Hawth’s Tools Becomes the “Geospatial Modelling Environment”

Whenever I have run into a more-than-usually knotty GIS analysis step, one which the tools bundled with ArcGIS just don’t seem to be able to unravel, I look first to Hawth’s Tools. Hawth’s Tools is a free package of add-ons for ArcGIS, capable of all manner of tricks, like “for each polygon, create a new attribute which records the range of values of the points which fall into it“. Handy stuff like that. When asked about a GIS problem, I have a bad habit of saying “oh sure, I can do that” and then discovering it’s not so easy, and as such I’ve often thanked Hawthorne L. Beyer under my breath for his freely given antidote to my hubris.

Having just such a task on my hands today, I look to spatialecology.com and discover that the Hawth has made good on his long-standing threat of re-writing the whole H-Tools package in a new and ambitious form, currently in beta distribution and very handsomely titled “The Geospatial Modelling Environment“.

“GME provides you with a suite of analysis and modelling tools, ranging from small ‘building blocks’ that you can use to construct a sophisticated work-flow, to completely self-contained analysis programs. It also uses the extraordinarily powerful open source software R as the statistical engine to drive some of the analysis tools. One of the many strengths of R is that it is open source, completely transparent and well documented: important characteristics for any scientific analytical software.”


update: I’ve now used GME for some basic processing, and the enhanced-command-line-interface it employs might be a little unfriendly for some users, but on the whole it looks like an excellent system with real promise. And given that it’s built on open libraries for geo-statistics and visualization, the tools can presumably be ported into other GIS packages, including open source packages, relatively easily.


Roughly a year ago, I made some noises on this blog about wanting to learn R. Not surprisingly, I didn’t do it.

A year later I’m a government scientist with some statistics to do, and I’m once again thinking of learning me some R. In the interim, I’ve received an email assuring me “you could get up and running with it within a day, I think. Master it in a week or two”. So I download the package — it’s free! — install it, and boot it up.

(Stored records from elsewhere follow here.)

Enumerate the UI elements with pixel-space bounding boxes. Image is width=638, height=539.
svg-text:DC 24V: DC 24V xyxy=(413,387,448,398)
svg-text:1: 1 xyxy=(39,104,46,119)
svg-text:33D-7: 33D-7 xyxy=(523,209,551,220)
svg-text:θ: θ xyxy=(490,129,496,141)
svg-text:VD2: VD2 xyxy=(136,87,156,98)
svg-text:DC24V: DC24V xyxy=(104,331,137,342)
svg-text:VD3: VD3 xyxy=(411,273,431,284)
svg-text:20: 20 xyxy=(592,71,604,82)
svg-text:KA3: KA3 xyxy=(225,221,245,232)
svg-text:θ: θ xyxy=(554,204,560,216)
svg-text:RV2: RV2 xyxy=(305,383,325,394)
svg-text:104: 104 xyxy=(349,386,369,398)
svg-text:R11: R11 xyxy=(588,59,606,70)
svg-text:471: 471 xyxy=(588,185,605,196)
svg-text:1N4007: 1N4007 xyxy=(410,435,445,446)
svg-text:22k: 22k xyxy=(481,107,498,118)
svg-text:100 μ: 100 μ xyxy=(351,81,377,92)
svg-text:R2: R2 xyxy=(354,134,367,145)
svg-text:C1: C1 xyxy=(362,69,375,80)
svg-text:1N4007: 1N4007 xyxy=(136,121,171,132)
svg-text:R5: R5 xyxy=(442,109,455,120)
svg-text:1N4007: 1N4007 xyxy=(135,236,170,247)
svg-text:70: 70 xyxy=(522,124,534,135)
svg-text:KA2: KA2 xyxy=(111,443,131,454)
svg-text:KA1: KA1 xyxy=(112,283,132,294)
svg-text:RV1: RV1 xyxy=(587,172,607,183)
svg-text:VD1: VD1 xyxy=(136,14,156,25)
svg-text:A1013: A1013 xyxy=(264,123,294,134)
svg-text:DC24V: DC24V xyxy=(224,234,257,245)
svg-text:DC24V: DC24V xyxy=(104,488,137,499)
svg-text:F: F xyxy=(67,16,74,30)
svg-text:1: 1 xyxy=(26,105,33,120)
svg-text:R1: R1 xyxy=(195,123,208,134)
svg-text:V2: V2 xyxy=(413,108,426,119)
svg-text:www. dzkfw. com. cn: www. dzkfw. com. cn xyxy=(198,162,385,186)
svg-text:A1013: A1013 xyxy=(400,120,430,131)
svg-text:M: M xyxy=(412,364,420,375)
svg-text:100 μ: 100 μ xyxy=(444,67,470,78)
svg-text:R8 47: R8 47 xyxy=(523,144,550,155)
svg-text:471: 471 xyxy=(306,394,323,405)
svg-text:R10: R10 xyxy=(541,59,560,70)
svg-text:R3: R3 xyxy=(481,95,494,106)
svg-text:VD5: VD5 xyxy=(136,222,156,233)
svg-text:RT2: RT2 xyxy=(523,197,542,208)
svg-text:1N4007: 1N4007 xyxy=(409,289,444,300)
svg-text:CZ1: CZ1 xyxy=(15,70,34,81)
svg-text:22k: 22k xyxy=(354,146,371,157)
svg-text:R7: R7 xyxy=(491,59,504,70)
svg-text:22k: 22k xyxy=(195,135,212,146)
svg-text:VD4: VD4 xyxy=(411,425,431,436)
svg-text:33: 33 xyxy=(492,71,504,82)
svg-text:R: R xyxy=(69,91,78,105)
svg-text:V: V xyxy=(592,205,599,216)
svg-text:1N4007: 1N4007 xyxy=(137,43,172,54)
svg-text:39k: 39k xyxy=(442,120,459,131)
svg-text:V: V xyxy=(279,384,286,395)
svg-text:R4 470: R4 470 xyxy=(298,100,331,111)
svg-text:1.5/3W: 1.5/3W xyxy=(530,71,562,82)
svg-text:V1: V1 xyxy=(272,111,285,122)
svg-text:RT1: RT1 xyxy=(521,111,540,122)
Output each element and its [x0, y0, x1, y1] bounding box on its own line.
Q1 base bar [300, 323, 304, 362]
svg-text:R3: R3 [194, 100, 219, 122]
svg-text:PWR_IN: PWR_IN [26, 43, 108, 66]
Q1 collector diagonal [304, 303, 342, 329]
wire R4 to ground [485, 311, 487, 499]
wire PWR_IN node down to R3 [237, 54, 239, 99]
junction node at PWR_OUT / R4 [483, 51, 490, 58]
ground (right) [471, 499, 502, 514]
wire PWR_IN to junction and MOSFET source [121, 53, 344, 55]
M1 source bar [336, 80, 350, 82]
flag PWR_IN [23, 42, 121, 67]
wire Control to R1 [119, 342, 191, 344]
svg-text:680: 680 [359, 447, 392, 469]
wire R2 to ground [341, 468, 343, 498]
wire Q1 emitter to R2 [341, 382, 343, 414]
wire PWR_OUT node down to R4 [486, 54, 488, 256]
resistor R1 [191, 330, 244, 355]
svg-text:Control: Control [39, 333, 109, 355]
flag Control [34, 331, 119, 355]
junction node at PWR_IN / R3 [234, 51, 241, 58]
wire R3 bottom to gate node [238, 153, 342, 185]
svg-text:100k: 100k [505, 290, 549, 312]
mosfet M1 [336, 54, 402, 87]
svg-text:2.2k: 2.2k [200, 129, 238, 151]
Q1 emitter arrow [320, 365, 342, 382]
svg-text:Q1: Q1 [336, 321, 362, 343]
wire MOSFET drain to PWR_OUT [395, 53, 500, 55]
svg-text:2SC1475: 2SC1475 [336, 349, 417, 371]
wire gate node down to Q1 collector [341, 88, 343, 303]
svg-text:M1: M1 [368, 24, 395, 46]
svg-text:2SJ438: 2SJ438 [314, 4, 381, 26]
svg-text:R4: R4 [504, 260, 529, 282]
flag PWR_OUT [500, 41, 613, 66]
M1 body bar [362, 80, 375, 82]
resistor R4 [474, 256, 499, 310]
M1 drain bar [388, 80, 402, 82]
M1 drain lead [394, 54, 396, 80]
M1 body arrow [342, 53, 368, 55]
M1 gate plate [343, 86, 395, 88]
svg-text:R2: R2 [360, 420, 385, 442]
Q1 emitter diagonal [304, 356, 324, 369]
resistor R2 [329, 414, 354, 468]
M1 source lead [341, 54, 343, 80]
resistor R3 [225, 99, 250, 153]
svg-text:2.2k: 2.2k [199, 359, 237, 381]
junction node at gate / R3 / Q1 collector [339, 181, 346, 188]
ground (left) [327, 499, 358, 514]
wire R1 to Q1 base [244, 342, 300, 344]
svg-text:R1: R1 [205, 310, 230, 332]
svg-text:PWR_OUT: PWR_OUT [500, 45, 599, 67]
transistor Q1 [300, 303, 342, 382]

I’m looking at a command line console labelled the “GUI” (ha ha), with the following help text:

“Type ‘demo()’ for some demos”

Demos! Perfect! Let’s see some concrete examples of how to do statistics in R-land! So I type demo() into the “GUI” prompt, and receive the following output:

Demos in package ‘base’:

is.things: Explore some properties of R objects and is.FOO() functions. Not for newbies!
recursion: Using recursion for adaptive integration
scoping: An illustration of lexical scoping.

Demos in package ‘graphics’:

Hershey: Tables of the characters in the Hershey vector fonts
Japanese: Tables of the Japanese characters in the Hershey vector fonts
graphics: A show of some of R’s graphics capabilities
image: The image-like graphics builtins of R
persp: Extended persp() examples
plotmath: Examples of the use of mathematics annotation

Demos in package ‘stats’:

glm.vr: Some glm() examples from V&R with several predictors
lm.glm: Some linear and generalized linear modelling examples from `An Introduction to Statistical Modelling’ by Annette Dobson
nlm: Nonlinear least-squares using nlm()
smooth: `Visualize’ steps in Tukey’s smoothers

Use ‘demo(package = .packages(all.available = TRUE))’ to list the demos in all *available* packages.

Tables of the characters in the Hershey vector fonts? demo(package = .packages(all.available = TRUE))? Some of the ‘stats’ packages sounded like they might make sense, so I tried to run them, but I couldn’t figure out how. I love the idea of open source bare-knuckle computing. I wish I loved it in practice.